Sleep is known as one of the basic needs that are necessary to sustain life in addition to eating, drinking, and respiration. There have been some studies about the endurance of people to sleeplessness. The period that a normal person can do without sleep is three or four days on average. At the end of this period, some problems arise such as absent-mindedness, irritability, not knowing the time, hallucinations, stammering, not understanding what is said, trembling of the hands, inflammation in the body, pain, and defective vision. The longest one of these experiments was carried out on an American undergraduate student. After 11 days of sleeplessness, the experiment was ended when his health was under serious threat.
HOW MUCH SLEEP DOES A HEALTHY PERSON NEED?
Various studies on sleep show that the period of sleep we need for a healthy and balanced life is between 4-10 hours for an average person, depending on genetic factors. It is about 6-8 hours for adults.
On the other hand there are some studies that show that we do not have to sleep eight hours a day, on the contrary six, five, even four hours can be sufficient.
WHAT ARE THE CONSEQUENCES OF TOO MUCH OR TOO LITTLE SLEEP?
Those who sleep too much or very little tend to face health problems as compared to those who enjoy regular sleep. In a long-term study, more than 71,000 women were observed over ten years and two important points were determined: firstly, long hours of sleep increased the risk of heart disease; secondly, those who slept too much faced as many health problems as those who slept very little. Sleeping too much can cause obesity, diabetes, high blood pressure, a decrease in muscle volume, a reduction in the immune system function, and depression.
WHAT KIND OF RELATIONSHIP IS THERE BETWEEN THE AMOUNT OF SLEEP AND REST?
We can see in our own experiences and that of others that there is no direct proportion between the amount we sleep and the amount we rest. A person who sleeps little can feel rested more than one who sleeps too much; the former one has had a restful sleep that is sufficient.
WHAT SHOULD BE DONE TO ENJOY QUALITY SLEEP?
There are some important points in daily life and prior to sleeping that need to be focused on:
- One should have a light meal in the evening, at least two hours before sleeping. Heavy meals carry risks for those who have problems with snoring and respiration. Drinks that have stimulating effect, such as tea, coffee, and cola delay sleeping.
- The sleeping atmosphere is important.
The ideal atmosphere for quality sleep requires low light, quiet, and a warm room with a bed which is not too hard or too soft.
- One should have a regular sleeping habit. One of the conditions for enjoying quality sleep is to sleep and wake up at the same hours. It is particularly important to have regular sleep on week days. The disruption of this regularity at the weekend is one of the stumbling blocks standing in the way of a quality sleep.
- One should lie on the right or left side. Lying flat on one’s back or lying prone can bring certain problems. Snoring or interruption of respiration only occurs while lying flat on one’s back. The most suitable position for sleeping is to turning to the right or left.

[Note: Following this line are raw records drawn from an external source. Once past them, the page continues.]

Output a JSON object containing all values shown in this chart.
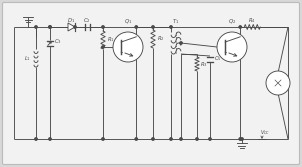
{
  "bg_color": "#f2f2f2",
  "line_color": "#4a4a4a",
  "border_color": "#bbbbbb",
  "fig_bg": "#d8d8d8"
}
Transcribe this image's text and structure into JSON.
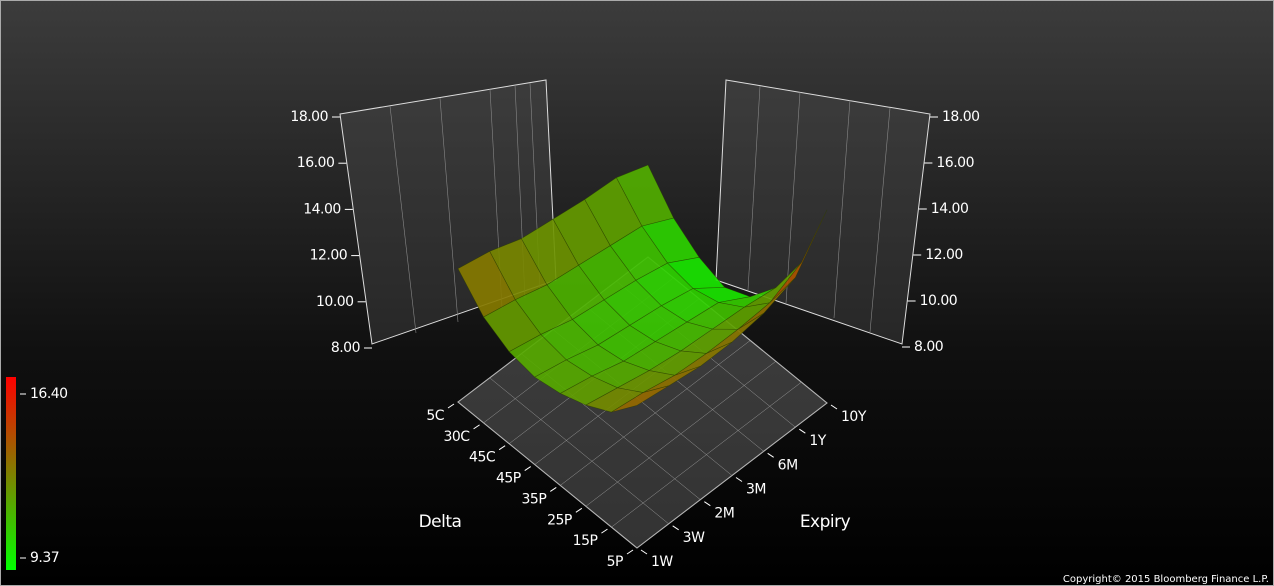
{
  "chart_data": {
    "type": "surface",
    "x_label": "Delta",
    "y_label": "Expiry",
    "x_categories": [
      "5C",
      "30C",
      "45C",
      "45P",
      "35P",
      "25P",
      "15P",
      "5P"
    ],
    "y_categories": [
      "1W",
      "3W",
      "2M",
      "3M",
      "6M",
      "1Y",
      "10Y"
    ],
    "z": [
      [
        13.8,
        12.6,
        12.0,
        11.8,
        12.0,
        12.4,
        13.0,
        14.2
      ],
      [
        13.5,
        12.3,
        11.7,
        11.5,
        11.7,
        12.1,
        12.8,
        14.0
      ],
      [
        13.0,
        11.9,
        11.3,
        11.1,
        11.3,
        11.8,
        12.5,
        13.8
      ],
      [
        12.8,
        11.7,
        11.1,
        10.9,
        11.1,
        11.6,
        12.4,
        13.8
      ],
      [
        12.6,
        11.5,
        10.9,
        10.7,
        10.9,
        11.5,
        12.4,
        14.0
      ],
      [
        12.5,
        11.3,
        10.6,
        10.4,
        10.7,
        11.4,
        12.5,
        14.5
      ],
      [
        12.0,
        10.6,
        9.8,
        9.4,
        9.9,
        11.2,
        13.2,
        16.4
      ]
    ],
    "zlim": [
      8,
      18
    ],
    "zticks": [
      {
        "value": 8,
        "label": "8.00"
      },
      {
        "value": 10,
        "label": "10.00"
      },
      {
        "value": 12,
        "label": "12.00"
      },
      {
        "value": 14,
        "label": "14.00"
      },
      {
        "value": 16,
        "label": "16.00"
      },
      {
        "value": 18,
        "label": "18.00"
      }
    ],
    "colorbar_ticks": [
      {
        "value": 16.4,
        "label": "16.40"
      },
      {
        "value": 9.37,
        "label": "9.37"
      }
    ],
    "color_low": "#00ff00",
    "color_high": "#ff0000",
    "copyright": "Copyright© 2015 Bloomberg Finance L.P."
  }
}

A person unconsciously moves and changes position 10 or 15 times during his sleep
DURING WHICH HOURS SHOULD
WE SLEEP?
We should know that the pineal gland is installed in the human body as a system to secrete certain hormones. One of them is melatonin hormone which regulates the cycle of sleep and waking. The secretion of melatonin begins in the evening and goes on until it peaks at two or three o’clock. That means a system was innately installed in the human body that makes sleeping easy in the evenings. On the other hand, being exposed to extreme artificial light, watching television at midnight, and external effects, such as electromagnetic fields, decrease the production of melatonin and is harmful to the running of the system. There are also some facts about napping. The best time for a nap is midday according to the experts. A half-hour siesta consisting of a deep and slow period is equal to two hours of nighttime sleep. Therefore when one sleeps at midday, they will need less sleep at night.
In brief, the “sleep” is a great bounty for human beings. However as with all bounties, it is important to find the middle course in sleeping if we want to live a healthy life and to benefit from this during the recommended hours and in the recommended ways.